Magnetic and microwave absorbing properties of Co2+ substituted nickel–zinc ferrites with the emphasis on initial permeability studies

Abstract

Nanocrystalline Co2+ substituted Zn0.35Ni0.60−xCoxFe2.05O4 (Where x=0.0, 0.1, 0.2, 0.3 and 0.4) system have been synthesized by citrate-nitrate combustion route. X-ray diffraction study shows the formation of single phase cubic spinel structure without any impurity phases. Morphological observation shows agglomerated grains with different shapes and sizes which is the typical characteristics of magnetic nanoparticles prepared by combustion route.

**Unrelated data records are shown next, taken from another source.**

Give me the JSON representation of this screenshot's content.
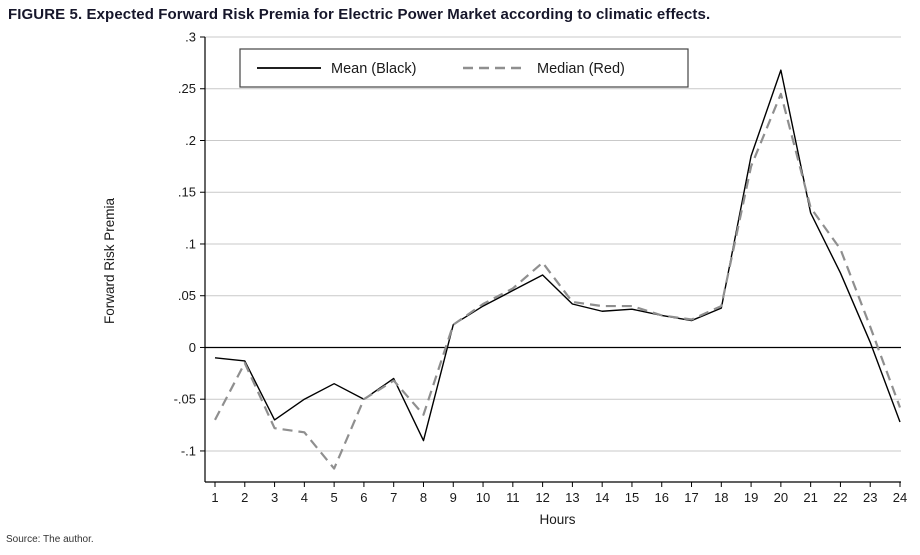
{
  "figure": {
    "title": "FIGURE 5. Expected Forward Risk Premia for Electric Power Market according to climatic effects.",
    "source": "Source: The author."
  },
  "chart_data": {
    "type": "line",
    "title": "Expected Forward Risk Premia for Electric Power Market according to climatic effects",
    "xlabel": "Hours",
    "ylabel": "Forward Risk Premia",
    "x": [
      1,
      2,
      3,
      4,
      5,
      6,
      7,
      8,
      9,
      10,
      11,
      12,
      13,
      14,
      15,
      16,
      17,
      18,
      19,
      20,
      21,
      22,
      23,
      24
    ],
    "series": [
      {
        "id": "mean",
        "name": "Mean (Black)",
        "color": "#000000",
        "width": 1.4,
        "dash": "",
        "values": [
          -0.01,
          -0.013,
          -0.07,
          -0.05,
          -0.035,
          -0.05,
          -0.03,
          -0.09,
          0.022,
          0.04,
          0.055,
          0.07,
          0.042,
          0.035,
          0.037,
          0.031,
          0.026,
          0.038,
          0.185,
          0.268,
          0.13,
          0.072,
          0.005,
          -0.072
        ]
      },
      {
        "id": "median",
        "name": "Median (Red)",
        "color": "#8f8f8f",
        "width": 2.2,
        "dash": "10 6",
        "values": [
          -0.07,
          -0.015,
          -0.078,
          -0.082,
          -0.117,
          -0.05,
          -0.032,
          -0.065,
          0.022,
          0.042,
          0.057,
          0.082,
          0.044,
          0.04,
          0.04,
          0.031,
          0.027,
          0.04,
          0.175,
          0.245,
          0.135,
          0.095,
          0.02,
          -0.058
        ]
      }
    ],
    "ylim": [
      -0.13,
      0.3
    ],
    "yticks": [
      0.3,
      0.25,
      0.2,
      0.15,
      0.1,
      0.05,
      0,
      -0.05,
      -0.1
    ],
    "ytick_labels": [
      ".3",
      ".25",
      ".2",
      ".15",
      ".1",
      ".05",
      "0",
      "-.05",
      "-.1"
    ],
    "grid": true,
    "zero_line": true,
    "legend_position": "top-inside",
    "colors": {
      "grid": "#c9c9c9",
      "axis": "#000000",
      "legend_border": "#444444"
    }
  }
}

The saturation magnetization of cobalt substituted Ni–Zn ferrites is found to be higher than that of pure Ni–Zn ferrite. The coercivity and retentivity of cobalt substituted Ni–Zn ferrite increases with the increasing cobalt content. Initial permeability and loss factor have been studied as the function of composition and frequency. The real (µ′) and imaginary (µ′′) part of initial permeability of cobalt substituted Ni–Zn ferrites decreases while its loss factor increases with the increasing cobalt content. In the lower frequency region the imaginary part of initial permeability (µ′′) of all samples is found to be decreasing rapidly with increasing frequency. The microwave absorption properties of cobalt substituted Ni–Zn ferrites were also investigated; all samples exhibit the absorption in the frequency range 2.3–2.5GHz. Thus, the prepared materials can be used as a rubber composite microwave absorber and may be useful in RADAR application.